Finally! It’s hard to say there was a downside to TIFF but it monopolized my movie-watching for its entire 11 days. And since Jay and I were busy before that doing Amazing Races and Oddball Festivals and other summertime stuff, I didn’t get to see Straight Outta Compton until yesterday. Which was making me itch a little because I had heard really good things, and I am happy to report that those good things were accurate. Straight Outta Compton is a very enjoyable history lesson/tribute to some of hip-hop’s founding fathers, most notably Eazy-E.
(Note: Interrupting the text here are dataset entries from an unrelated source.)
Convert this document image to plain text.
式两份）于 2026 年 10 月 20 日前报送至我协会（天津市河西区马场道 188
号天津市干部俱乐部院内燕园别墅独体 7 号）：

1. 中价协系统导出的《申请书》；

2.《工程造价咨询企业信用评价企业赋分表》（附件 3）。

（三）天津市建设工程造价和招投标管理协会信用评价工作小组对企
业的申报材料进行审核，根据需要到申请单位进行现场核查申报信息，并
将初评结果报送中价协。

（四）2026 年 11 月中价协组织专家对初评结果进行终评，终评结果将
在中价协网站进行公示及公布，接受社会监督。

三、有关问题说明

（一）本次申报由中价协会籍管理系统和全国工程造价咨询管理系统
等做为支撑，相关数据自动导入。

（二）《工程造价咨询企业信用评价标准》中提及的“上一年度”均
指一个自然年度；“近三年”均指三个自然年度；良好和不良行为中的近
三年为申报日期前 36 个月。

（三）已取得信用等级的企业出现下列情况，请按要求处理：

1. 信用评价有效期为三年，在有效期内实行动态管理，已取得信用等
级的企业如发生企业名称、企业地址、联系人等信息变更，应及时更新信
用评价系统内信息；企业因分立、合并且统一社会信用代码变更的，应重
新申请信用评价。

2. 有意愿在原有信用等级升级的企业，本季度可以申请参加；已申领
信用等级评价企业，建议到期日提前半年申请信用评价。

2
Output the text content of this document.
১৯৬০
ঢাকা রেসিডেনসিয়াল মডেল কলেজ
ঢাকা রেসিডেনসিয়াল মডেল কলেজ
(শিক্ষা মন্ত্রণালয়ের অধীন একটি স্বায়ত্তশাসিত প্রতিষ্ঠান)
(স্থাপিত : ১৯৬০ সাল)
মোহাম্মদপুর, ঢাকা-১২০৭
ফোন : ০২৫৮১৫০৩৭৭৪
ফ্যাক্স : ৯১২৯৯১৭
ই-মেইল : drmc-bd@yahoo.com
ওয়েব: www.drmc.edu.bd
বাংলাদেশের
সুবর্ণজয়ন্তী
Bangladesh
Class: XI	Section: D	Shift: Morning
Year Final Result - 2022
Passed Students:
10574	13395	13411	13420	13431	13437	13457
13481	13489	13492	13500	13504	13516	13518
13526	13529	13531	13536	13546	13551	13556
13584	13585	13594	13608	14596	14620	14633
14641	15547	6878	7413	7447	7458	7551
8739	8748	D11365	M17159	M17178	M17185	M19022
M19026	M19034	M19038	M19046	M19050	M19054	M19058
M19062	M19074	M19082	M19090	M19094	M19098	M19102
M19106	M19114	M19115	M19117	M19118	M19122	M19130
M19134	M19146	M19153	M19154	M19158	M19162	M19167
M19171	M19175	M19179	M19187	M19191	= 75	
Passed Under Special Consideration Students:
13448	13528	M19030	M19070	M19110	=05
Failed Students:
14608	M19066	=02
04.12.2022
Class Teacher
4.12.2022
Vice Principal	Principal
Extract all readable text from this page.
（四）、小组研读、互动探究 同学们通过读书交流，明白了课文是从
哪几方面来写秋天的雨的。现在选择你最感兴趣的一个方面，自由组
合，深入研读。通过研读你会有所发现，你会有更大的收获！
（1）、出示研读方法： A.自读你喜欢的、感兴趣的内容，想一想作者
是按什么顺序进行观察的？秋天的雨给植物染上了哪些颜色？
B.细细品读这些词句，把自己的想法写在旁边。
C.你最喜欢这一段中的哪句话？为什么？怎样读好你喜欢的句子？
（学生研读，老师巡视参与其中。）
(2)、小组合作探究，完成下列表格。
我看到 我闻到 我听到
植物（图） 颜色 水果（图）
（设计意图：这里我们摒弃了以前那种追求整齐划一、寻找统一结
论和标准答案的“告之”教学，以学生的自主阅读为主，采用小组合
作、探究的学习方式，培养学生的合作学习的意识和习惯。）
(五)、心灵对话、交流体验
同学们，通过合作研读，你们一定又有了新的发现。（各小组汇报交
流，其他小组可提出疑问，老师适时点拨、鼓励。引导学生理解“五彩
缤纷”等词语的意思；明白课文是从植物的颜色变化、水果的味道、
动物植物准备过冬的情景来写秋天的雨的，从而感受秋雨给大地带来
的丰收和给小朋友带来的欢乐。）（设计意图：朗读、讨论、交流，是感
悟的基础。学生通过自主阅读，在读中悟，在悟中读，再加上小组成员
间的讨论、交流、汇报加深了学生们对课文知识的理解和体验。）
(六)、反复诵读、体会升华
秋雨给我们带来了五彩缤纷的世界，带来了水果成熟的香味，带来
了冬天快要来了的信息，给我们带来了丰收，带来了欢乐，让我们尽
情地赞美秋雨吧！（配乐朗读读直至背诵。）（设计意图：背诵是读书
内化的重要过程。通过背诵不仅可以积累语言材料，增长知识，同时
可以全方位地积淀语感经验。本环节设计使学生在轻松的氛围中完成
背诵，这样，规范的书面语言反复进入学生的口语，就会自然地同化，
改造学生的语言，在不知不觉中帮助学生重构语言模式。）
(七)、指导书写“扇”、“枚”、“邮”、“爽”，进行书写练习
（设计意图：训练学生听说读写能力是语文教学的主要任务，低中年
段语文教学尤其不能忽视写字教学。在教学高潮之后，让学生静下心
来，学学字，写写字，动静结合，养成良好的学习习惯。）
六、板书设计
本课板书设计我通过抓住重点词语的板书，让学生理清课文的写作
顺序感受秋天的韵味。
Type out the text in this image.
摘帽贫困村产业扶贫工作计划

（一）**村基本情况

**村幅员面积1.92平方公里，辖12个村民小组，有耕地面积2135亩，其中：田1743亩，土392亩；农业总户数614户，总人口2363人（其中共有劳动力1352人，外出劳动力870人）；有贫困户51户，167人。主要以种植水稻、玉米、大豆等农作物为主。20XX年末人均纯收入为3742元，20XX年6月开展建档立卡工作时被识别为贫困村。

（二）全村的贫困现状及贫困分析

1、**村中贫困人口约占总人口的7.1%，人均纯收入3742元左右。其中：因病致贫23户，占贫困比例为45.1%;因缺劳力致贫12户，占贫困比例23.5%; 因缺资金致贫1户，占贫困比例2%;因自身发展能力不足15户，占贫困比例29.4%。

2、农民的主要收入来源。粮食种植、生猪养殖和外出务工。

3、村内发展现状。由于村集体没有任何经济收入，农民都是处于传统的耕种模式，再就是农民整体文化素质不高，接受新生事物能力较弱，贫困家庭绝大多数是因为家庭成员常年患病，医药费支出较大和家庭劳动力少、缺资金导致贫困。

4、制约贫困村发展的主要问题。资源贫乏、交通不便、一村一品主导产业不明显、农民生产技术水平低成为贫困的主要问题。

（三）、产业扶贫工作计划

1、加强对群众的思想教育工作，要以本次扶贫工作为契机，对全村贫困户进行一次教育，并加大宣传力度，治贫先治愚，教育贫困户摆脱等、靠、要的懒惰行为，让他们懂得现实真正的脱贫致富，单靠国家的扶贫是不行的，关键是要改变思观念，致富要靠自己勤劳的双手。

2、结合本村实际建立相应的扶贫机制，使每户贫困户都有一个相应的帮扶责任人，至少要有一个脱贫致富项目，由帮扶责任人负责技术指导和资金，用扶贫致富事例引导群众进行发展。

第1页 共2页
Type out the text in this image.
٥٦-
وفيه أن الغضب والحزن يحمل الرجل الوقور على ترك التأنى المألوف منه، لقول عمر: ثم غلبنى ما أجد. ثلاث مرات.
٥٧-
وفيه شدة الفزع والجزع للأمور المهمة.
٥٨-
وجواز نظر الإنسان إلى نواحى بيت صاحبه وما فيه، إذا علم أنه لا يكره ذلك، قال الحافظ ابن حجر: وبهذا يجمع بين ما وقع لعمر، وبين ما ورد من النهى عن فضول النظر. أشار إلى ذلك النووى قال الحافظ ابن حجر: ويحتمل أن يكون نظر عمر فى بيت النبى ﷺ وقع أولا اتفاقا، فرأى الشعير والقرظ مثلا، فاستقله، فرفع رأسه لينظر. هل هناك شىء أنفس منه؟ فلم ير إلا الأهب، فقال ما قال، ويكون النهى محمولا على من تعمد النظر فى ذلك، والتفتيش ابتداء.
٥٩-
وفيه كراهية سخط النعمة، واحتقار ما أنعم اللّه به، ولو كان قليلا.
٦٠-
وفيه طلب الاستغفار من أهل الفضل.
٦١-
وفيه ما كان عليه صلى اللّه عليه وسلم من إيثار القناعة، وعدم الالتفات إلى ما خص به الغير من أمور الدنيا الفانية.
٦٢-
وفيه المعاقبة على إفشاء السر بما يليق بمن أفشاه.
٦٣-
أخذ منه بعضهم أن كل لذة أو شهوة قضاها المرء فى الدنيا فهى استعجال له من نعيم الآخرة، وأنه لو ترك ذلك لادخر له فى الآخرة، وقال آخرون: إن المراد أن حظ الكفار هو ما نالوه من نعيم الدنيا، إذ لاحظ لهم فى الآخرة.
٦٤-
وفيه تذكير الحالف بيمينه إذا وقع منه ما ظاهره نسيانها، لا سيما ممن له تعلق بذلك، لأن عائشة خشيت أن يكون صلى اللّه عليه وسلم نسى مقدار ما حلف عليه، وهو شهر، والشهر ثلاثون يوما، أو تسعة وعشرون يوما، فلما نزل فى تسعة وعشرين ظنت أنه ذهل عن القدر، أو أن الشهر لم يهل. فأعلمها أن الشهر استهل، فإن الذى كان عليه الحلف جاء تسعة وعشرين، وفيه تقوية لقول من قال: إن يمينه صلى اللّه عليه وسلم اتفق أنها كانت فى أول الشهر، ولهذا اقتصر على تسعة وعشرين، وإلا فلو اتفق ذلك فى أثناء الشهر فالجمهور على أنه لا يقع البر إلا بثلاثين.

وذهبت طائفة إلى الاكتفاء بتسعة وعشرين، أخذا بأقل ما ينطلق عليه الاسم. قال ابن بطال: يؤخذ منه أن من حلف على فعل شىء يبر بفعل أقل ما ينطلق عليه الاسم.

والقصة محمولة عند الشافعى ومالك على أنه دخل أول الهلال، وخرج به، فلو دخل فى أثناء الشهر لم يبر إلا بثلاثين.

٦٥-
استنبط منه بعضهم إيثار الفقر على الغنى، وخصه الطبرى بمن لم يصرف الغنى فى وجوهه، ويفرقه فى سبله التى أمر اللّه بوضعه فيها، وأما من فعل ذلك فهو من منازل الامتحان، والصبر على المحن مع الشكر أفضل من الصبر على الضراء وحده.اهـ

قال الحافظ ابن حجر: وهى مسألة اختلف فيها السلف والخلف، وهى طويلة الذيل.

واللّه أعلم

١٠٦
Having been a 12 year old small-town Canadian kid when N.W.A. broke, they were a little fuzzy to me at the time. But now I’m older and wiser, and since turning 13 I got into mid-90s hip-hop, Ice Cube made a lot of movies, and as my record collection grew I got Straight Outta Compton and The Chronic (and All Eyez on Me), so this movie brought N.W.A. into sharper focus. It’s really staggering to think of how much talent was in this group and how soon it all ended. It’s also staggering to think about how much more to the story there is in the Aftermath, which gets hinted at in the end, and which was a nice touch.
I thought this movie flowed really well and was grounded enough in reality to feel authentic. Again, since I was 12 at the time, I don’t know much about Eazy-E aside that he died from AIDS when AIDS was just becoming real for me because Magic Johnson had it. So it was really neat to see him be the focus of this movie along with Ice Cube and Dr. Dre. I expect that DJ Yella and MC Ren had more to do with the group than just being faces in the background but if you are fans of theirs, you will have to wait for their version of this story to get greenlit in order to learn anything about them. Fortunately for me, I am a Dr. Dre fan primarily and Straight Outta Compton paid lots of respect to his genius.
It helped that O’Shea Jackson Jr. looks so much like his father, but a great casting job was done with the other roles as well. Even cameos like Snoop Dogg and Tupac work, especially because the voices are eerily similar. I felt like maybe there was some auto-tune trickery at play but whatever was done, it works to immerse you in this world if you are at all familiar with it. And Suge Knight is well portrayed too, he’s a dead ringer for the real thing and comes off as bad as he should. As Jay said while we were watching it, whoever thought it was a good idea to trust that guy deserved what they got.
If you like hip-hop at all, this is a must see. And even if you don’t, this story is one that may grab you regardless. It’s an enjoyable movie that captures a lot of N.W.A.’s ups and downs, and is more or less accurate as far as I can remember! For that, Straight Outta Compton gets eight police brutality charges out of ten.